I spoke with one auditor who confirmed the unspoken reason for the audit: College Board is trying to cut down on the schools who are using the AP name to get AP money without any intention on actually teaching the college-level course.
This auditor also reminded us that it would not be in the economic interest of the College Board to reject syllabi en masse.
Still, it’s a step in the right direction. And although I agree with you in terms of increasing accountability, what do you think of adding a component that compares a student’s test score with the class grade?

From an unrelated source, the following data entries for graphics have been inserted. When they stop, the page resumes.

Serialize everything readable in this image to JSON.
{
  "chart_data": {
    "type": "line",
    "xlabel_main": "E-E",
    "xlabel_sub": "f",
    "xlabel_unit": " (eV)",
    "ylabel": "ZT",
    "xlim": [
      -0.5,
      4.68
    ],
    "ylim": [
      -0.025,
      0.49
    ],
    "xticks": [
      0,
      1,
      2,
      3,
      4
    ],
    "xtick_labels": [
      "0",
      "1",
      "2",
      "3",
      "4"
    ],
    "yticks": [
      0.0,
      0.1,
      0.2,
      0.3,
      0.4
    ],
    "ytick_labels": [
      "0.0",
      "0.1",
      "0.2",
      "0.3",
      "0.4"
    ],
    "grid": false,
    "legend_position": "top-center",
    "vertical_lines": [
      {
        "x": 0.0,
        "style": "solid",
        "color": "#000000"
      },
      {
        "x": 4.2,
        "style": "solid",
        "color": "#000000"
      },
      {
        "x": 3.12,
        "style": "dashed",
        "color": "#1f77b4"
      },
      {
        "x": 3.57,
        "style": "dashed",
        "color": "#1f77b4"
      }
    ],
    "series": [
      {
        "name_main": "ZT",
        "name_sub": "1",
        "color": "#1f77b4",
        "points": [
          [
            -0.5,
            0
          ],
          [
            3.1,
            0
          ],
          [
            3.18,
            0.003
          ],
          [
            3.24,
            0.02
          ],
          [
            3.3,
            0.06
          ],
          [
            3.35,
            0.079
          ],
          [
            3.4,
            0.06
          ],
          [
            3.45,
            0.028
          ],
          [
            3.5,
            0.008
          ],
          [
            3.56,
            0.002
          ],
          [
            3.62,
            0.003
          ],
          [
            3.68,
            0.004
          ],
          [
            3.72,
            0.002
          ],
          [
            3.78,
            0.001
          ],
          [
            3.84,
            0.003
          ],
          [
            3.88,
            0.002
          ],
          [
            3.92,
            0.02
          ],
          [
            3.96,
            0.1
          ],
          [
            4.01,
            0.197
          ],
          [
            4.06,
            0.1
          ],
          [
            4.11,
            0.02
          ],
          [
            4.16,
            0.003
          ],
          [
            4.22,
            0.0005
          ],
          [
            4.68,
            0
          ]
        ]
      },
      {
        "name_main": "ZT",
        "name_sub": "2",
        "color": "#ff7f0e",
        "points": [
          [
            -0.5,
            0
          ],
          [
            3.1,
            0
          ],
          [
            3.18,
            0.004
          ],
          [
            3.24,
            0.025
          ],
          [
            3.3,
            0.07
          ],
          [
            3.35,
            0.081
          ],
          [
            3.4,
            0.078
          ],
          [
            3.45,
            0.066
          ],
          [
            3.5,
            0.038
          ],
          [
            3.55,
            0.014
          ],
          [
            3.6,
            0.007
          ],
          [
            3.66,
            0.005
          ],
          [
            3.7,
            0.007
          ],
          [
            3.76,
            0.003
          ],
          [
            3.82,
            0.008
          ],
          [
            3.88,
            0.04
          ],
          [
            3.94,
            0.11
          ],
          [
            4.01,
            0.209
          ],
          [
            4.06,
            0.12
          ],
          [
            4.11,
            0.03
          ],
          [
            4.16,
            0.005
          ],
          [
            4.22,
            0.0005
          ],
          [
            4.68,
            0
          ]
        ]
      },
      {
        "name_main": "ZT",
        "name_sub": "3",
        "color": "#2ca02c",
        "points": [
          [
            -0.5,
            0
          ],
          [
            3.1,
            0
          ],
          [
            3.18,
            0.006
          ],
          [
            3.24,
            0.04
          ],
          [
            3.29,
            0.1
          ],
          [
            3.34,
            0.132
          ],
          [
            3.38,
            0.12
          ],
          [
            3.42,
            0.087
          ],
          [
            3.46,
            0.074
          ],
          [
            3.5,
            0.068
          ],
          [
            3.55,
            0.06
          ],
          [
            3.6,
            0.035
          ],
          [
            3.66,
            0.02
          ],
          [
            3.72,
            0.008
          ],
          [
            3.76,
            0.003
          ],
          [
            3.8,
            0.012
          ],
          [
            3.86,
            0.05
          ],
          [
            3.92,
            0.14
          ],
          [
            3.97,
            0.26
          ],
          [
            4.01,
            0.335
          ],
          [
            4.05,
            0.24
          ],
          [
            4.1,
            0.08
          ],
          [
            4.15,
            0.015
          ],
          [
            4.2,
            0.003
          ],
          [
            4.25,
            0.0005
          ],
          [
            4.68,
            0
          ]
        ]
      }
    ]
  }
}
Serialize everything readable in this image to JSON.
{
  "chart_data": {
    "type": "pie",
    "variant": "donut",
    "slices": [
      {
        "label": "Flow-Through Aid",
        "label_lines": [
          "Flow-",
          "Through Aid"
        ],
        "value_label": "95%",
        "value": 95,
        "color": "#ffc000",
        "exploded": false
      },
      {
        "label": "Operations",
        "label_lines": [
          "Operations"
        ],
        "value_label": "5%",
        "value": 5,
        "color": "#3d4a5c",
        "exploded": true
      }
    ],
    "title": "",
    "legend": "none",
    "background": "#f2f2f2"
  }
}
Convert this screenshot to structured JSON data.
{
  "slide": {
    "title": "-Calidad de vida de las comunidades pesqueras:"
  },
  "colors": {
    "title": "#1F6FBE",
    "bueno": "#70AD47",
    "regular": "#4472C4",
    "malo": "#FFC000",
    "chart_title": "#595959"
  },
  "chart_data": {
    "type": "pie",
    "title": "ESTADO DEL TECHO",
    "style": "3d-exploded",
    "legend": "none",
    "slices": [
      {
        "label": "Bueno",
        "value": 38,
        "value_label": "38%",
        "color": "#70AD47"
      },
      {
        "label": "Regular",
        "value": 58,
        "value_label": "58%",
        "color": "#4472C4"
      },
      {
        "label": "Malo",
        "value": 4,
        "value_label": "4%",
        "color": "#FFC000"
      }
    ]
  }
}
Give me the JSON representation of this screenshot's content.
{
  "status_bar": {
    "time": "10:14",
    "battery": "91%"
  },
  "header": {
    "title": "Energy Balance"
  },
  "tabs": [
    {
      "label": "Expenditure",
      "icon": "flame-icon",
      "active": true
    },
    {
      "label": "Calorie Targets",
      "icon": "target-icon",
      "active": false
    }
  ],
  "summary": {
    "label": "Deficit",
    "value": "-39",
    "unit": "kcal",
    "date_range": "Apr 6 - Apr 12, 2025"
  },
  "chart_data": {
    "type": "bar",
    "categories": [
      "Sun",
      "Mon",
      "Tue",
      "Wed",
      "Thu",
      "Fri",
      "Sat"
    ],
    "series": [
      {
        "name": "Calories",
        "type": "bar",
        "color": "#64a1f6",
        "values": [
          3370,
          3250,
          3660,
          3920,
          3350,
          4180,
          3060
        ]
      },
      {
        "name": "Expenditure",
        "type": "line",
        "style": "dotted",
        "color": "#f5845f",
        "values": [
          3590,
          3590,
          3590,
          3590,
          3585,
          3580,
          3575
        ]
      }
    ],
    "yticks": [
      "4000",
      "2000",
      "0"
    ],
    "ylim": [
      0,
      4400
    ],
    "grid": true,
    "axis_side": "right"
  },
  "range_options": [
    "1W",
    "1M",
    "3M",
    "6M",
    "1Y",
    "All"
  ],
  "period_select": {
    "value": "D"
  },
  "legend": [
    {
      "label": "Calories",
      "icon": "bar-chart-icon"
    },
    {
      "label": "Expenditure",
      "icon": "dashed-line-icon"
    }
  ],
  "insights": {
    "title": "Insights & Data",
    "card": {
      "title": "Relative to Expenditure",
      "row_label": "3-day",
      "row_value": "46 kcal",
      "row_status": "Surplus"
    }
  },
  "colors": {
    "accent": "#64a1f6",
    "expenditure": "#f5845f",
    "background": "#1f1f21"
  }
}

The problem is when a student manages an A in the class and can’t earn a 5, or even a 4.
Not every student who takes an AP course does so with the goal of getting college credit. I understand that seems to defeat the purpose of taking an AP class, but I was thrilled to have C/D students step up to the plate and try some college level material before they left high school. They were still trying to see themselves as college students.
I don’t think that requiring all kids to take the test will say anything about the rigor of the class. As a Reader, I saw hundreds of test booklets each year that kids either left blank or wrote a lot of junk in—complaining how they were forced to take the test. I’m sure that the average score for their teachers suffered, but that doesn’t really give an accurate picture of how they ran their class or their qualifications to teach it. Meanwhile, there’s a cost involved in taking the tests. Kids on free/reduced lunch do get a break, but many other low income families do not. We shouldn’t force them to choose between an AP test and family groceries for a week.